Having eliminated Greg Rusedski and Tim Henman respectively in the quarter-finals of the Qatar Mobil Open, Fabrice Santoro and Petr Korda contested last night's final. The two Britons, meanwhile, were Down Under but not downhearted.

Henman is due to open his defence of the Sydney International title on the ATP Tour tomorrow with a first-round match against the Australian left-hander Mark Woodforde. Rusedski will warm up in an exhibition event in Melbourne featuring Pete Sampras, Andre Agassi, Goran Ivanisevic and Michael Chang.

When the top-seeded Rusedski's mighty serve failed to ignite against Santoro, the British No 1 found the rest of his game under threat from the world No 29, one of the smartest players on the circuit. The Frenchman, who plays two-handed on both wings, punished Rusedski with drives across the court and down the lines, low approach shots and lobs, to win, 6-2, 3-6, 6-3.
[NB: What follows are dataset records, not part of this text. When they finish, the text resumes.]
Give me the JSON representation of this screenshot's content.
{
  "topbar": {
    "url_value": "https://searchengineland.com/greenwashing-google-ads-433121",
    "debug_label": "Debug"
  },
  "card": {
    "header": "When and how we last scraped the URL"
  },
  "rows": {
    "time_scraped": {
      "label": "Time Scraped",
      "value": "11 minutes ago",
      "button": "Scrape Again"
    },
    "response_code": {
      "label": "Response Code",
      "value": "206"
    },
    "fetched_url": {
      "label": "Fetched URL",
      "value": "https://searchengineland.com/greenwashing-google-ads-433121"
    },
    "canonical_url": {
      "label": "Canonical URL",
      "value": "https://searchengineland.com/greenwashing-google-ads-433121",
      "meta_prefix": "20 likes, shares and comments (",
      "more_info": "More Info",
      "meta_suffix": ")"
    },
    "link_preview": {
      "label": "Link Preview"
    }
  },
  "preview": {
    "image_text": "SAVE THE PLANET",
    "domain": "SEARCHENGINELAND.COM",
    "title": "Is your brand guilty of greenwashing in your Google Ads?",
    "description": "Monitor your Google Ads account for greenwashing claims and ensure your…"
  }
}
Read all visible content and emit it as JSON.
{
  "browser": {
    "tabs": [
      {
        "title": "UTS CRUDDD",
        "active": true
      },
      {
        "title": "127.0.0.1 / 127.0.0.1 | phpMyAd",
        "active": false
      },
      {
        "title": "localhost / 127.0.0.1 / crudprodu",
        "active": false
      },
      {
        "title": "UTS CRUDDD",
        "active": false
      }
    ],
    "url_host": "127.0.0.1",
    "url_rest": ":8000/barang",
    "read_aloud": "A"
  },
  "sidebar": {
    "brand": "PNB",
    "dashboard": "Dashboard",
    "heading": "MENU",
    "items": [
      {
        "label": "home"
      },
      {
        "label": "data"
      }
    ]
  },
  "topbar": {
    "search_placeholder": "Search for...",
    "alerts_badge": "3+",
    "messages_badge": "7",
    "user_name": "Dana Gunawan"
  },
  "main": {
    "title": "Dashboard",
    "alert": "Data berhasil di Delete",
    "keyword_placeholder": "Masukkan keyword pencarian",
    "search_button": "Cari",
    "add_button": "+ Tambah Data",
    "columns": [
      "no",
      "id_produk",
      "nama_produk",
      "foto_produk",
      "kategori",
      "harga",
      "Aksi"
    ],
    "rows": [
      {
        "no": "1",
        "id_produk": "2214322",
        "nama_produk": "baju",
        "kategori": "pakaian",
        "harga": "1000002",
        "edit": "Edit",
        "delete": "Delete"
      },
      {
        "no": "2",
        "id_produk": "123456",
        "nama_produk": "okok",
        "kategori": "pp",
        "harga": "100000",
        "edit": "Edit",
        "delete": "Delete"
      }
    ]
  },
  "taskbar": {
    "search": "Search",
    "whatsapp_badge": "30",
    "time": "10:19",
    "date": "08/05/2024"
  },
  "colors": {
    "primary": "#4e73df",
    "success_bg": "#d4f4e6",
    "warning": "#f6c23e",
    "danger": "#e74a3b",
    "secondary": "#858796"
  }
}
"I didn't come out firing on all cylinders, and Fabrice had a good start," Rusedski said. "I made too many unforced errors and missed too many easy volleys, and he played a very smart match. He's a crafty player.

"I'm not too worried about it, to be quite honest. The preparation right now is for the Australian Open. It's the first week of the year. I'll try to learn from it and put it to good use. Last year I didn't win a match until nearly February, so I'm two up already." Rusedski, who says he is fully fit, seemed somewhat restrained, by his standards, when serving, even in the matches he won against Juan-Albert Viloca and Karim Alami. "It was a little bit windy, so you're not going for so much," Rusedski said. "The courts are a little slower in Doha, and the balls are different. If I hit the ball it will be fine! It's no big deal. I guess I'll have to get started in Australia."

Henman, the fifth seed, was also let down by his first serve, but he almost rescued a fascinating match against Korda, the No 3 seed, with a much improved performance from the back of the court. Korda prevailed, 7-5, 4-6, 6-4.

"The way I played from the baseline and the way I hit passing shots is something I worked on over the New Year, and it started to pay off," Henman said. "But the lack of consistency in my serve is still the area that I give my opponents opportunities. When I serve consistently well, I won't get broken, but when I miss first serves and give them half chances, somebody like Korda is obviously a player who is going to take them.

"The way I'm moving round the court is as good as I've ever moved. The way I'm hitting from the baseline is very good. I just think my serving is very up and down, and that's something you have to improve. If you're not doing it consistently on the practice court, the it's difficult to do it consistently in a match. I've got to put that right.

"It's more of a mental thing, just to make sure that you are committed to the shot. You want to keep percentages up, and you end up taking a little bit off and trying to place it in the court. And that's no good, because a) you'll probably miss the serve because you don't really go for it, and b) you're not going to dominate the returner. So I have to get in the practise of standing up there and banging down the big serves in practice, just continually. I'll miss them, but the more and more I do, the more consistent I'll become.

"I know I can serve great, and there have been lots of occasions I have won matches by doing that. But it's those days when you don't have the rhythm that you'd like, and that's the time when you've got to be able to use what you've done in practice."